Durante estos nueve meses tienes que cuidar al máximo tu dieta porque la salud de tu bebé y la tuya dependen de ella.

En los primeros meses no notarás un aumento del apetito pero llegado el tercer mes tendrás más hambre. Elige bien los alimentos para que tanto tú como tu hijo recibáis lo mejor. Elimina de tus menús el exceso de grasas y aumenta el consumo de frutas y verduras.

PREPARA LA DESPENSA

Leche, yogur y quesos. Son la fuente más importante del calcio, un mineral imprescindible durante todo el embarazo y sobre todo en el último trimestre.

Para conseguir el aporte necesario de calcio debes tomar cuatro raciones diarias de lácteos. Por ejemplo: 1 vaso de leche, dos yogures y 70 g de queso fresco.

Frutas y verduras. Son una excelente fuente de fibra que te ayudará a prevenir el estreñimiento, algo muy común durante el embarazo. Es necesario que incluyas cinco raciones diarias en tu menú. Aportan a tu organismo vitaminas y minerales imprescindibles.

En el menú de tu comida y de la cena debes incluir siempre algo de verdura. Evita las más flatulentas como la coliflor y aumenta las de hoja verde, ricas en ácido fólico. Incluye una pieza de fruta o zumo natural en el desayuno y la merienda.

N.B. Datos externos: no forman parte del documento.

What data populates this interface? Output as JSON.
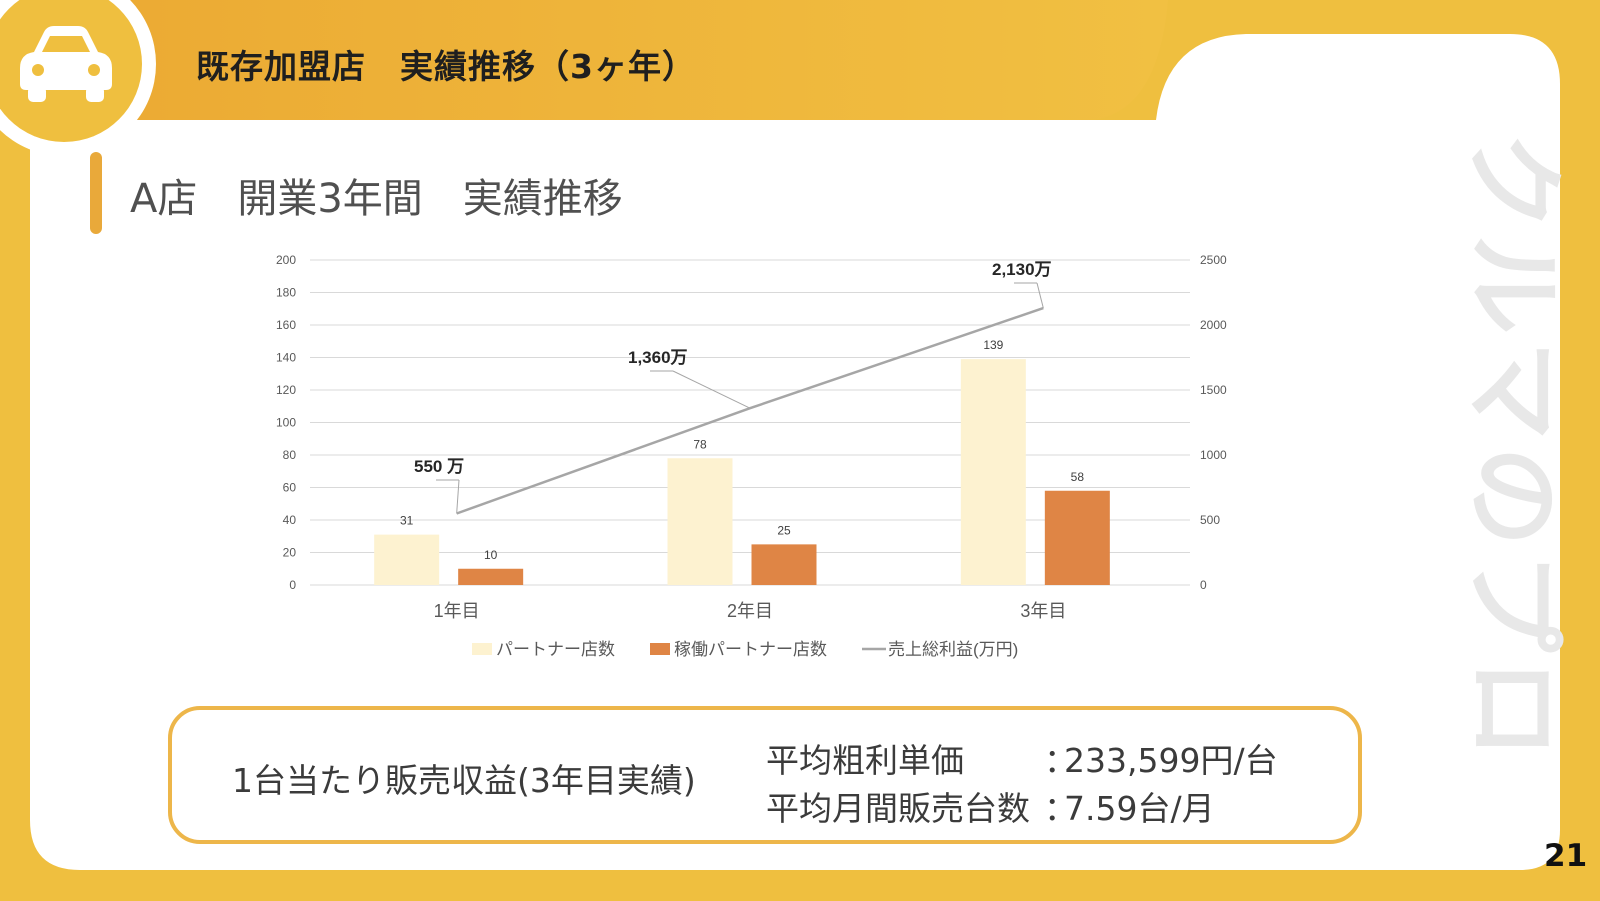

Cereales. Son esenciales ya que te aportan el extra de energía que ahora necesitas. Olvídate de no comer pan y consume diariamente dos raciones de patatas, pastas o arroz.

Carne, pescado y huevo. El pescado es esencial en tu dieta, aporta los ácidos grasos esenciales de tipo omega y yodo.
Intenta tomarlo tres veces por semana, alternando el resto de días con carnes y huevos. Evita las hamburguesas, salchichas, los patés y las carnes grasas.

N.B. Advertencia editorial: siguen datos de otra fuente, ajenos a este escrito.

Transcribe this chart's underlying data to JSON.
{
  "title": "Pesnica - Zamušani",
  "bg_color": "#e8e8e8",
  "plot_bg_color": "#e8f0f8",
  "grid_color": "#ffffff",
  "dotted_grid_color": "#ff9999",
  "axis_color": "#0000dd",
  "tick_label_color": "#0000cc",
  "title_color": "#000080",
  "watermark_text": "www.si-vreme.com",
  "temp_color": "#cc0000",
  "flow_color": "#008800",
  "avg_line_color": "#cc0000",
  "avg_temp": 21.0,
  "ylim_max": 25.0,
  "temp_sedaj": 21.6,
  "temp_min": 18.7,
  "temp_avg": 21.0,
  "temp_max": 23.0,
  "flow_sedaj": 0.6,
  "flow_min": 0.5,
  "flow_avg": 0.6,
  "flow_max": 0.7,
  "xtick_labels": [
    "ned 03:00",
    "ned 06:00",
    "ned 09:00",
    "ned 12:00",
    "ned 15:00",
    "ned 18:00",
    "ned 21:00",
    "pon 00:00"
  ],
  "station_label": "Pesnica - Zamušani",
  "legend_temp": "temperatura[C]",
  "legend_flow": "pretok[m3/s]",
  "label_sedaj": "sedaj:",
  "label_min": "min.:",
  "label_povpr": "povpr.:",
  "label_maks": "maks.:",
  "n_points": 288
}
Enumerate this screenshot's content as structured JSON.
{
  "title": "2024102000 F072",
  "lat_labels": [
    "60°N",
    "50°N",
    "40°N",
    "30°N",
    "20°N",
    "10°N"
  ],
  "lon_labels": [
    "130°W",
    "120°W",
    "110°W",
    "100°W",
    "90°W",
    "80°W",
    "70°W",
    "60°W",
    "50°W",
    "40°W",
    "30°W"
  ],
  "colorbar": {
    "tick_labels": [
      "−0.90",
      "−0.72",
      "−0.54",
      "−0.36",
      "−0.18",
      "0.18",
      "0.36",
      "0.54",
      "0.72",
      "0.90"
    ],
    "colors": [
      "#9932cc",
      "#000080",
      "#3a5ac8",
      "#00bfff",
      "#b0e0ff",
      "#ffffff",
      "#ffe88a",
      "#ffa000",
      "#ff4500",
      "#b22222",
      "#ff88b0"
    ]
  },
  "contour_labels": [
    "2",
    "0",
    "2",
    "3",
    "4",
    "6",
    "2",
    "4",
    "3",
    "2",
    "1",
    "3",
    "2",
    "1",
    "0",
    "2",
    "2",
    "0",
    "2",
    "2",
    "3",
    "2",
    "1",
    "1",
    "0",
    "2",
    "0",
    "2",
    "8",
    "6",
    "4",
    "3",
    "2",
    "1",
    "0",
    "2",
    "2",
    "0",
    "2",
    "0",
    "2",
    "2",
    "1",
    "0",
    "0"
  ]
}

Legumbres. Aportan hidratos de carbono y proteínas vegetales esenciales en esta etapa. Inclúyelas más en tu menú.

El aceite de oliva se convertirá en la grasa más sana de tu dieta. Aliña con él ensaladas y todo tipo de verduras al vapor.

¿QUÉ PASA CON LA BEBIDA?

Durante estos nueve meses notarás que tienes más sed. Esto es debido a que tu respiración es más acelerada que antes, sudas más y tus riñones realizan un trabajo extra para eliminar el aumento de residuos. Da de beber a tu cuerpo pero escoge bien la bebida.

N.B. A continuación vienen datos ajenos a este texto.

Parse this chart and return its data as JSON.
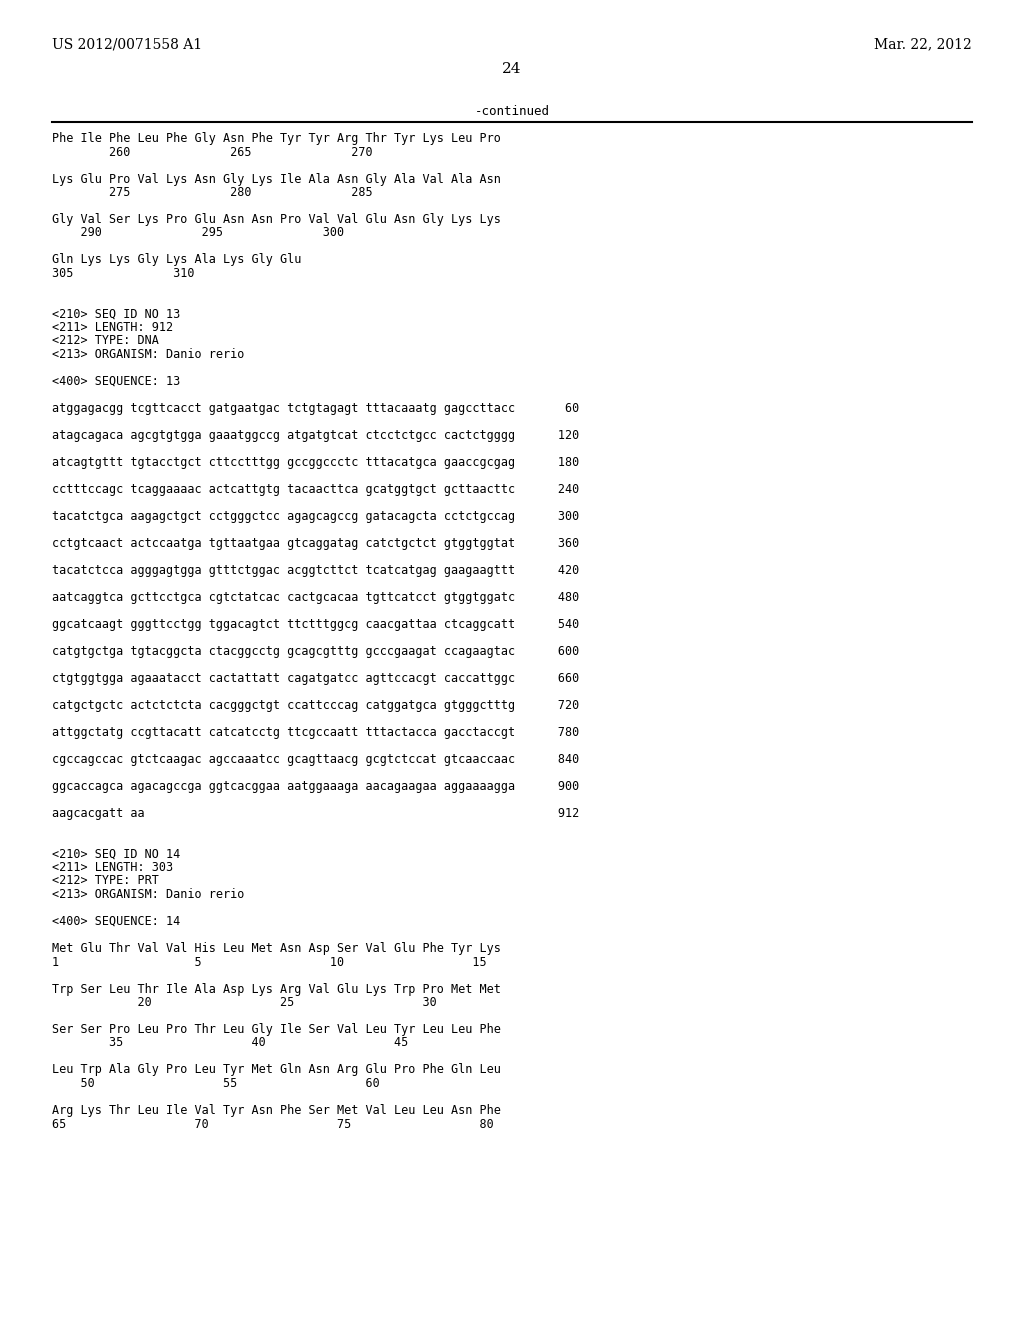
{
  "header_left": "US 2012/0071558 A1",
  "header_right": "Mar. 22, 2012",
  "page_number": "24",
  "continued_label": "-continued",
  "background_color": "#ffffff",
  "text_color": "#000000",
  "mono_font_size": 8.5,
  "content_lines": [
    "Phe Ile Phe Leu Phe Gly Asn Phe Tyr Tyr Arg Thr Tyr Lys Leu Pro",
    "        260              265              270",
    "",
    "Lys Glu Pro Val Lys Asn Gly Lys Ile Ala Asn Gly Ala Val Ala Asn",
    "        275              280              285",
    "",
    "Gly Val Ser Lys Pro Glu Asn Asn Pro Val Val Glu Asn Gly Lys Lys",
    "    290              295              300",
    "",
    "Gln Lys Lys Gly Lys Ala Lys Gly Glu",
    "305              310",
    "",
    "",
    "<210> SEQ ID NO 13",
    "<211> LENGTH: 912",
    "<212> TYPE: DNA",
    "<213> ORGANISM: Danio rerio",
    "",
    "<400> SEQUENCE: 13",
    "",
    "atggagacgg tcgttcacct gatgaatgac tctgtagagt tttacaaatg gagccttacc       60",
    "",
    "atagcagaca agcgtgtgga gaaatggccg atgatgtcat ctcctctgcc cactctgggg      120",
    "",
    "atcagtgttt tgtacctgct cttcctttgg gccggccctc tttacatgca gaaccgcgag      180",
    "",
    "cctttccagc tcaggaaaac actcattgtg tacaacttca gcatggtgct gcttaacttc      240",
    "",
    "tacatctgca aagagctgct cctgggctcc agagcagccg gatacagcta cctctgccag      300",
    "",
    "cctgtcaact actccaatga tgttaatgaa gtcaggatag catctgctct gtggtggtat      360",
    "",
    "tacatctcca agggagtgga gtttctggac acggtcttct tcatcatgag gaagaagttt      420",
    "",
    "aatcaggtca gcttcctgca cgtctatcac cactgcacaa tgttcatcct gtggtggatc      480",
    "",
    "ggcatcaagt gggttcctgg tggacagtct ttctttggcg caacgattaa ctcaggcatt      540",
    "",
    "catgtgctga tgtacggcta ctacggcctg gcagcgtttg gcccgaagat ccagaagtac      600",
    "",
    "ctgtggtgga agaaatacct cactattatt cagatgatcc agttccacgt caccattggc      660",
    "",
    "catgctgctc actctctcta cacgggctgt ccattcccag catggatgca gtgggctttg      720",
    "",
    "attggctatg ccgttacatt catcatcctg ttcgccaatt tttactacca gacctaccgt      780",
    "",
    "cgccagccac gtctcaagac agccaaatcc gcagttaacg gcgtctccat gtcaaccaac      840",
    "",
    "ggcaccagca agacagccga ggtcacggaa aatggaaaga aacagaagaa aggaaaagga      900",
    "",
    "aagcacgatt aa                                                          912",
    "",
    "",
    "<210> SEQ ID NO 14",
    "<211> LENGTH: 303",
    "<212> TYPE: PRT",
    "<213> ORGANISM: Danio rerio",
    "",
    "<400> SEQUENCE: 14",
    "",
    "Met Glu Thr Val Val His Leu Met Asn Asp Ser Val Glu Phe Tyr Lys",
    "1                   5                  10                  15",
    "",
    "Trp Ser Leu Thr Ile Ala Asp Lys Arg Val Glu Lys Trp Pro Met Met",
    "            20                  25                  30",
    "",
    "Ser Ser Pro Leu Pro Thr Leu Gly Ile Ser Val Leu Tyr Leu Leu Phe",
    "        35                  40                  45",
    "",
    "Leu Trp Ala Gly Pro Leu Tyr Met Gln Asn Arg Glu Pro Phe Gln Leu",
    "    50                  55                  60",
    "",
    "Arg Lys Thr Leu Ile Val Tyr Asn Phe Ser Met Val Leu Leu Asn Phe",
    "65                  70                  75                  80"
  ]
}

El agua es la mejor opción. Calma tu sed sin aportarte ninguna caloría. Te permite digerir mejor los alimentos y, sobretodo, evitar el estreñimiento.

Toma con moderación:

  • Zumos de frutas naturales, una o dos veces al día para no aportar un exceso de azúcares.
  • Infusiones: apuesta por la manzanilla y el té sin teína.
  • Batidos de leche o yogur desnatados, que te ayudan a incrementar tu ración diaria de lácteos o leches vegetales.
  • Refrescos sin gas.

    Ni se te ocurra:
    Cualquier refresco con gas. Principalmente porque no te calman la sed, resultan indigestos y contienen demasiados azúcares.